来自公众号【小明的数据分析笔记本】
在原图的基础上擅自自己大刀阔斧了一下
把图改成了我的好女儿阿尼亚,配色使用的是宫崎骏动画配色的ghibi包,
散点图参考第二周大佬原图的思路,把下面不重要的数据点全都用灰色处理,感觉好看了很多
这次的问题:
1. x轴标题和坐标轴的距离太近了,y轴的成功修改了
2. legend的颜色不知道怎么指定
3. 还可以再加个大标题(懒
代码在下面
这周新学了一下r4ds tidyverse入门,感觉画图起来更熟练了~
library(readr)
library(tidyverse)
library(ggrepel)
library(patchwork)
library(ghibli)
library(jpeg)
df_ghibli <- readr::read_csv("https://raw.githubusercontent.com/rfordatascience/tidytuesday/master/data/2019/2019-04-23/tidy_anime.csv") %>%
filter(studio == "Studio Ghibli", type == "Movie") %>%
dplyr::select(animeID, title_english, title_japanese, genre, score, scored_by, members)

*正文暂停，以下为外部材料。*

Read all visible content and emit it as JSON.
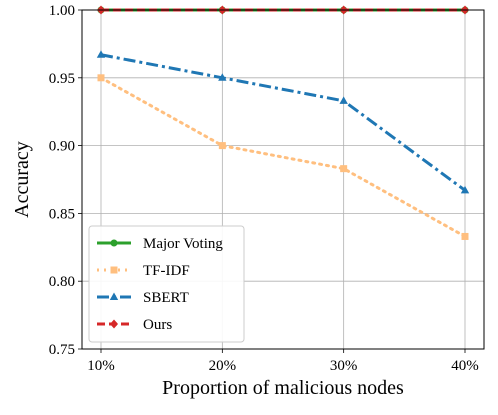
{
  "chart_data": {
    "type": "line",
    "title": "",
    "xlabel": "Proportion of malicious nodes",
    "ylabel": "Accuracy",
    "categories": [
      "10%",
      "20%",
      "30%",
      "40%"
    ],
    "ylim": [
      0.75,
      1.0
    ],
    "yticks": [
      "0.75",
      "0.80",
      "0.85",
      "0.90",
      "0.95",
      "1.00"
    ],
    "grid": true,
    "legend_position": "lower-left",
    "series": [
      {
        "name": "Major Voting",
        "values": [
          1.0,
          1.0,
          1.0,
          1.0
        ],
        "color": "#2ca02c",
        "linestyle": "solid",
        "marker": "circle"
      },
      {
        "name": "TF-IDF",
        "values": [
          0.95,
          0.9,
          0.883,
          0.833
        ],
        "color": "#ffbf7f",
        "linestyle": "dotted",
        "marker": "square"
      },
      {
        "name": "SBERT",
        "values": [
          0.967,
          0.95,
          0.933,
          0.867
        ],
        "color": "#1f77b4",
        "linestyle": "dashdot",
        "marker": "triangle"
      },
      {
        "name": "Ours",
        "values": [
          1.0,
          1.0,
          1.0,
          1.0
        ],
        "color": "#d62728",
        "linestyle": "dashed",
        "marker": "diamond"
      }
    ]
  }
}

#filter保留符合条件的行,select保留想要的列
img_a <- readJPEG("ania1.jpeg",native = TRUE)
a <- grid::rasterGrob(img_a, interpolate = T)
#jpeg包读取图片,grid包建立一个grob对象
ghibli_genres <- df_ghibli %>%
group_by(genre) %>%
count() %>%
filter(n>5) %>%
ungroup() %>%
mutate(genre=fct_reorder(genre,n))
p_col <- ghibli_genres %>%
ggplot(aes(genre,n))+ #全局声明
geom_col(aes(fill=genre))+ #局部声明
coord_flip()+ #横纵轴转换,但不改变数据
scale_y_continuous(limits=c(0,20),expand=c(0.01,0))+ #y轴范围,但flip后显示为x轴
scale_fill_ghibli_d("PonyoMedium")+ #ghibli包里都是宫崎骏配色方案
guides(fill="none")+ #不要legend
labs(x = "Most common genres", y = "Count") +
annotation_custom(a,xmin = 0.8, xmax = 4, ymin = 10.5, ymax = 23)+ #把乖女儿插进图中,对象是grob,后面调节位置
theme_test()+
theme(axis.title.x = element_text(margin = margin(0,0,0.5,0,"cm")),
axis.title.y = element_text(margin = margin(0,0.5,0,0,"cm")))
p_col
df_ghibli_unique <- df_ghibli %>%
group_by(animeID) %>%
summarize_all(first) %>% #按片名分组,只留第一条记录
mutate(title = glue::glue("{title_japanese}\n({title_english})")) #glue包生成一个新列前面日语名后面括号里英语名
p_point <- df_ghibli_unique %>%
ggplot(aes(score,scored_by))+
geom_point(data = filter(df_ghibli_unique, scored_by > 140000),aes(color=title,size=members),alpha=0.8)+
geom_point(data = filter(df_ghibli_unique, scored_by < 140000),aes(size=members),color="black",fill="grey40",alpha=0.5)+ #想画评分14w以上的7个片子有颜色和标注,其他的用灰色的点表示
scale_color_manual(values = c("#CD4F38FF","#E7A79BFF","#67B9E9FF","#742C14FF","#6FB382FF","#E48C2AFF","#3D4F7DFF"))+
scale_x_continuous(limits = c(6, 11)) + #x轴范围
scale_y_continuous(labels = scales::comma, limits = c(0, 600000)) + #y轴范围与显示,scales包comma的作用是每三位数字加逗号增加可读性
scale_size_continuous(name = "Times listed by MAL users:",
breaks = c(1000, 10000, 100000, 250000, 500000),
labels = c(" 1,000", " 10,000", "100,000", "250,000", "500,000"))+
labs(x = "Average MAL user score", y = "Number of ratings")+
guides(color="none")+
theme_test()+
theme(legend.position = c(0.28, 0.5),
legend.background = element_rect(fill = "transparent"),
legend.title = element_text(size = 9),
legend.text = element_text(size = 8),
axis.title.x = element_text(margin = margin(0,0,0.5,0,"cm")),
axis.title.y = element_text(margin = margin(0,0.5,0,0,"cm")))+
geom_text_repel(data = filter(df_ghibli_unique, scored_by > 140000),
aes(label = title_english),
size = 3,
color = "grey40",
segment.size = 0.3,#线段粗细
xlim = c(9.25, 10),
box.padding = 0.5, #文本框填充
force = 5) #强制散开重叠文本
p_col+p_point+plot_layout(widths = c(1,1))